In the fields, we see them, extended on the grass or grazing peacefully. Large placid beasts that we thought we knew because they are livestock. Lions, gorillas, bears have our attention, but has anyone ever really looked at the cows? Has asked what they were doing with their days? What do they do when a storm passes? When the sun comes back? What do they think when they stand motionless, seemingly contemplating the void? But, in fact, do they think? The rhythm of the animal, in the middle of a herd, “Bovines” chronicles the life of cows, true.
So as to not ruin the surprise of this film, and the journey from initial shock to realization to acceptance and wonder, it does best to give away as little as possible. Just to say, in this instance, the title truly does say it all.
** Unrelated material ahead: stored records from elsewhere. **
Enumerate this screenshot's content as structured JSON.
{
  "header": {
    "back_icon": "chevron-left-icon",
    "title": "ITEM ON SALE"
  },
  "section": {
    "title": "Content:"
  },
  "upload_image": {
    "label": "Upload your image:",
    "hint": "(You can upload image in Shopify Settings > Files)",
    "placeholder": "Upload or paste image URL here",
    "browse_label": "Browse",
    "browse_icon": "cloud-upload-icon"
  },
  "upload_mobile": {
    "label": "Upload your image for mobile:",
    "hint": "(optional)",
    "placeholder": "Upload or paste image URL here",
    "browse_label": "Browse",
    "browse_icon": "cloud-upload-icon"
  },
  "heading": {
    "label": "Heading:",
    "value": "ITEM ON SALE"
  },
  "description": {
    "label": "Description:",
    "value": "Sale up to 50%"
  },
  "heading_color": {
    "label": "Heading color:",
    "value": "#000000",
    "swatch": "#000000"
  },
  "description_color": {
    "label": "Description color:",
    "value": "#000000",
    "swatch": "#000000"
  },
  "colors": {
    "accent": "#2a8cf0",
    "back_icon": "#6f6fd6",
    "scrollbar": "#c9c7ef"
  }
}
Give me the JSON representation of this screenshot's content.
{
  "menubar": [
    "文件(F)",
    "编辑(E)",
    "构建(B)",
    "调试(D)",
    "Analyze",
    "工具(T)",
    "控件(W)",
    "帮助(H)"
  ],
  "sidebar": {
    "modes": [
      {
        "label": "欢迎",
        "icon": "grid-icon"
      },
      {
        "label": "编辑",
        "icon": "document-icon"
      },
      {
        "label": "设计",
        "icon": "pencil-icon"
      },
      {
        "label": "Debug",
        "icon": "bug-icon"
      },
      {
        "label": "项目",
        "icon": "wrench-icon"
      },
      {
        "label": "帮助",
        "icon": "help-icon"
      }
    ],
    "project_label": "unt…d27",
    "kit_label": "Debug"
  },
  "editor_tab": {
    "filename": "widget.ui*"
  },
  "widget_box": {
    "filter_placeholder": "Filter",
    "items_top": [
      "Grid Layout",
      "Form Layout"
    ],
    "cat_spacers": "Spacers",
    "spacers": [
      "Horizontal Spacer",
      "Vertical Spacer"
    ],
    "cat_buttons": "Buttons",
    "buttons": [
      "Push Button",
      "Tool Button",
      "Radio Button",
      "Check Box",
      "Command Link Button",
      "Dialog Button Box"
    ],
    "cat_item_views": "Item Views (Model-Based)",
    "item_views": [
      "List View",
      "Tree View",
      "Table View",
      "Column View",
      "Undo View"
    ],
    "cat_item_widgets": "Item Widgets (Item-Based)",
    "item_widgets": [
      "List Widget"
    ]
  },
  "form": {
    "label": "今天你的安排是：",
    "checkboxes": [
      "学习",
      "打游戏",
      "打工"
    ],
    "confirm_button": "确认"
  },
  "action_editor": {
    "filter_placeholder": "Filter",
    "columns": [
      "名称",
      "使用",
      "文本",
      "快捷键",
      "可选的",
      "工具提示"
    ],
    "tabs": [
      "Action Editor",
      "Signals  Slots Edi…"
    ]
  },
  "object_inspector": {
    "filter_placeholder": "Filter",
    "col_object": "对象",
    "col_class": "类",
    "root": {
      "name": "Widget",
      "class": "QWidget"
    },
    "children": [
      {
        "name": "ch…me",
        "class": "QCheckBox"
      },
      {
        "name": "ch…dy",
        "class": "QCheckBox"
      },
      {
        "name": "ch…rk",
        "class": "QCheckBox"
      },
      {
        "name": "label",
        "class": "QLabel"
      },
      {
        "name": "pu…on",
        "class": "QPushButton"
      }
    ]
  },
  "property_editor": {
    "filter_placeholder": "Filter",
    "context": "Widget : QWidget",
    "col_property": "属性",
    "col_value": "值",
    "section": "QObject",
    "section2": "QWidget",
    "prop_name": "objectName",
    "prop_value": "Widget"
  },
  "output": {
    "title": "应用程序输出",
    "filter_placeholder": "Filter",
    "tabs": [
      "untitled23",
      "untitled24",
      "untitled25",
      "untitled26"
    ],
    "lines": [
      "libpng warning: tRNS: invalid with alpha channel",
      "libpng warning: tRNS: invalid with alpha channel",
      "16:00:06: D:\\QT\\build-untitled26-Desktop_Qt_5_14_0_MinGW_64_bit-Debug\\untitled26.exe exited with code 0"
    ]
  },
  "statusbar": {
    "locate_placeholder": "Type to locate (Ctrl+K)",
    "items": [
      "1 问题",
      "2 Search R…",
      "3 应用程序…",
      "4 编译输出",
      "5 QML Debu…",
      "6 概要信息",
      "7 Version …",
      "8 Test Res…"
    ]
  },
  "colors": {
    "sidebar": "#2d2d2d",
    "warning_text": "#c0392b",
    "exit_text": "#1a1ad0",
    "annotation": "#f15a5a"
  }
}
What can be said is that this movie is it is absolutely beautiful, deftly crafted, highly original, and perhaps like no other movie experience. It is a meditative movie, full of long, slow, gorgeous shots. A close-up of rain falling on a puddle may sound pretentious, but if you let yourself be with this movie, you realize it beats any 3-D CGI in an aesthetics match-up, hands-down. And, once you get over the initial giggle of the premise, you find yourself sucked into another world, indeed, another state of consciousness. When human farmers do eventually enter the picture for a few moments, you see them as strange and menacing a creature as a cow would. You realize you have become cow.
That may not sound like a fun weekend blockbuster, but Bovines is in fact the perfect date movie. It’s fun, gentle, loving. And one bit of instruction for you, the audience, which is not advised for any other movie: TALK. That’s right, talk during the movie. In its silence and meditation, through its un-human interaction, this is a film that opens you up to new forms of communication and awareness. The power of the film is the way it raises so many questions about the lives of animals, and you’ll just wanna talk. Or moo.
Oh, and one other tip: unless you wanna feel guilty, I’d have chicken and not the beef for dinner. Or, better yet, just some grass.